Sunday, September 26, 2010

Reflecting on starting library school

I’m currently a Masters in Library and Information Science Candidate at University of South Carolina. In an effort to better understand my own personal growth I wrote what follows before the start of my classes. I’m posting it in the hopes that it; solicits responses that might further, inspires others to take up or rekindle their interest in librarianship, and makes critical self reflection more immediate, instructive, and accessible.

    I know most libraries have books. That’s about the only thing I know at this point. But I have ideas. Maybe some are right, maybe some are wrong, and maybe those wrong ideas are the right ones. The hope in those ideas is why I am writing this,. At some point in the future I want to be able to look back at this and reflect on what I’ve learned, what I’ve lost, and maybe draw some sort of brilliant idea out of my present naïveté.


    I believe that libraries are primarily cultural institutions. They house societies collected knowledge, societies potential knowledge, and the building blocks of societies future knowledge. Libraries house cultural artifacts, most importantly books, but also knowledge in other forms such as music on compact disc, hence the collected knowledge. At the same time libraries also have more information than any one person can possibly accumulate in a life time. Good librarians haven’t read everything in their collection, they just know what and where it is, and if they don’t they know how to find it. If a book is forgotten but still in the libraries collection, than I don’t think its information can be considered part of societies knowledge base. But the beautiful thing about preserving that knowledge is that it can be found again, hence the idea of potential knowledge. Libraries also contain the building blocks for future knowledge, businesses are started there, papers are researched there, the metaphors that inspire us to dream new dreams are found on its shelves. Increasingly but also traditionally, libraries provide secondary services that allow for knowledge to be created. Ray Bradbury wrote the Fahrenheit 451 in the basement of the Los Angeles Library on a public type writer. Who knows what books are being written on public computers today at your local library?


    I believe that libraries are important equalizers in our modern era. Andrew Carnigee, who could be considered the patron saint of public libraries in the US, built libraries across the country, so that every man could have access to the education that resided in its books. Today, information is more important, less centralized, and generated at an alarming rate. One of the most important services libraries give us is access to parts of this new infoscape that have been walled off. Even more important they give us access to professionals, the librarian, who understand the information ecology and can help people navigate to find the facts in the midst of an exponentially increasing mire of marketing, and opinion. Access, to this increasingly walled off set of hard information is one of the most important services libraries provide. I think it’s the real reason why libraries have computers, to facilitate fence hopping, helping not just information be free, but also letting people freely access it. The preservation of access to the closing fields of knowledge is arch stone for libraries. It’s followed on either side by access to producing content, and access to digital services.

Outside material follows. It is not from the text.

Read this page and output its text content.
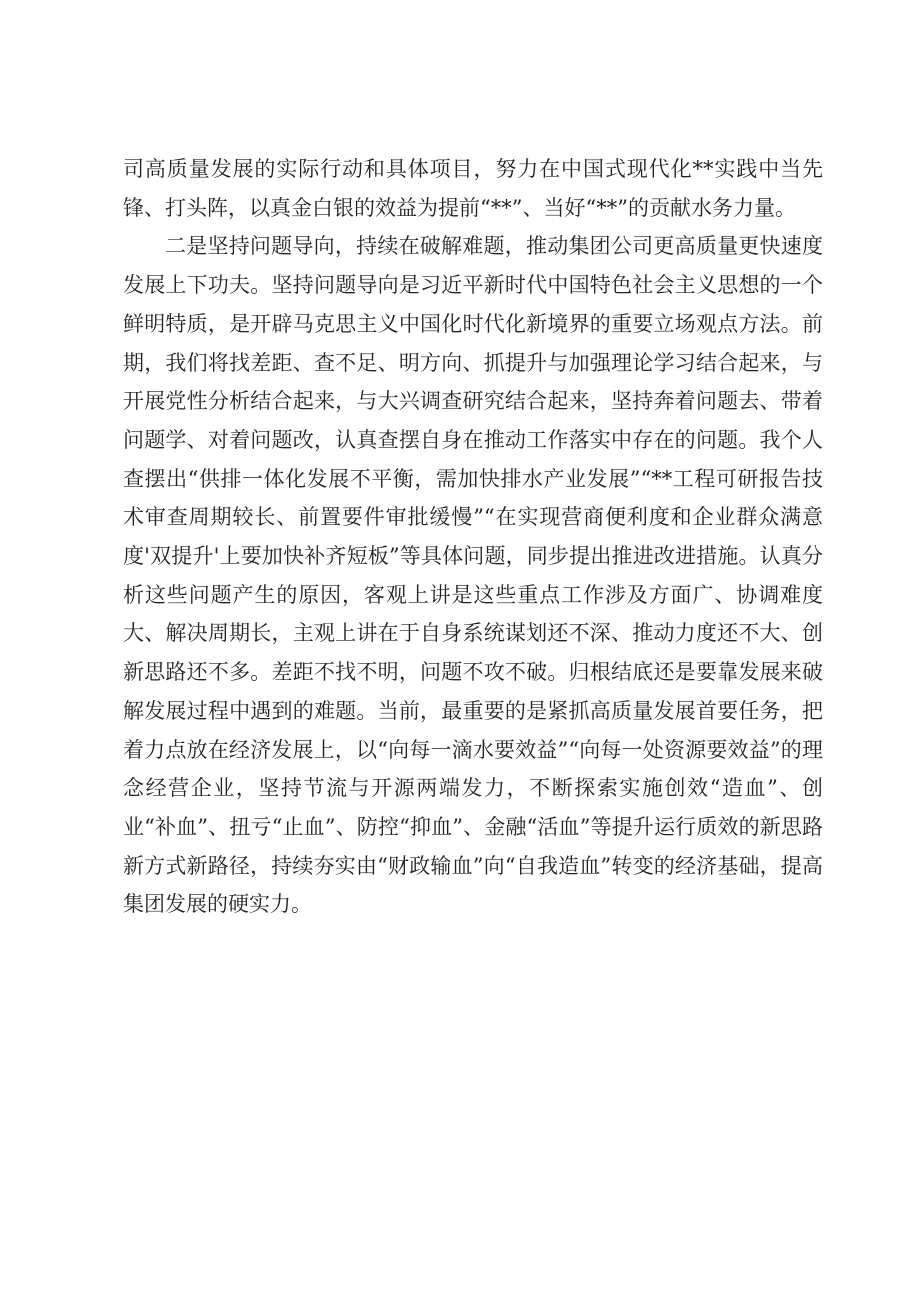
司高质量发展的实际行动和具体项目，努力在中国式现代化**实践中当先锋、打头阵，以真金白银的效益为提前“**”、当好“**”的贡献水务力量。

二是坚持问题导向，持续在破解难题，推动集团公司更高质量更快速度发展上下功夫。坚持问题导向是习近平新时代中国特色社会主义思想的一个鲜明特质，是开辟马克思主义中国化时代化新境界的重要立场观点方法。前期，我们将找差距、查不足、明方向、抓提升与加强理论学习结合起来，与开展党性分析结合起来，与大兴调查研究结合起来，坚持奔着问题去、带着问题学、对着问题改，认真查摆自身在推动工作落实中存在的问题。我个人查摆出“供排一体化发展不平衡，需加快排水产业发展”“**工程可研报告技术审查周期较长、前置要件审批缓慢”“在实现营商便利度和企业群众满意度'双提升'上要加快补齐短板”等具体问题，同步提出推进改进措施。认真分析这些问题产生的原因，客观上讲是这些重点工作涉及方面广、协调难度大、解决周期长，主观上讲在于自身系统谋划还不深、推动力度还不大、创新思路还不多。差距不找不明，问题不攻不破。归根结底还是要靠发展来破解发展过程中遇到的难题。当前，最重要的是紧抓高质量发展首要任务，把着力点放在经济发展上，以“向每一滴水要效益”“向每一处资源要效益”的理念经营企业，坚持节流与开源两端发力，不断探索实施创效“造血”、创业“补血”、扭亏“止血”、防控“抑血”、金融“活血”等提升运行质效的新思路新方式新路径，持续夯实由“财政输血”向“自我造血”转变的经济基础，提高集团发展的硬实力。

    What about librarians, what are their role in libraries? I think librarians have a three fold role in the modern library: The first is preserving the knowledge of the past. Preserving this data requires both preservation of the actual artifacts as well as digitizing them, as able, to keep that knowledge active in an increasingly digital world. Second: A librarian must facilitate access to information. They do this in several ways:
-Traditional reference services.
-Computer education
-Information education

    The third point probably requires a brief explanation. Librarians are not merely the finders of information, or the curators, I believe librarians are the guides. Like any good guide, as they lead people to there quarry, they should educate about the information ecology, and teach others how to navigate information for themselves. This sort of knowledge and education is called information literacy, or information fluency. Librarians play an important role in our society in maintaining and spreading information literacy. This role is especially important in the face of fairly quality and easy to use services like Google. Finally, librarians have to facilitate the creation of new content. That means supporting authors, helping coordinate community activities, and directly creating content themselves (either as reviews of content, unique cultural artifacts, or new ways of accessing data, a sort of meta content). This focus must be rooted in the communities they serve. Libraries are increasingly becoming digital commons. By continuing and expanding their support for local libraries build communities out of suburbs, and maintain unique local identities. By popularizing the local they give it cultural value, which in turn creates a necessary base of originality in the new world of the global monoculture.


    I know that what I’ve written above may at time seem contrarian, ludicrous, and ignorant. The point in writing this is, as explained above, is to provide myself a control against which to measure bench marks. I’ve posted it in the hopes that it might inspire others to take the same fool hearted plunge I did; or for those who have come before, a spark to recapture their own youthful idealism. I’ll try and keep these posts coming throughout the school year, and a head as I learn about and engage more fully with Library and Information Sciences and librarianship. Classes have just started, and I feel like I’ve already learned so much.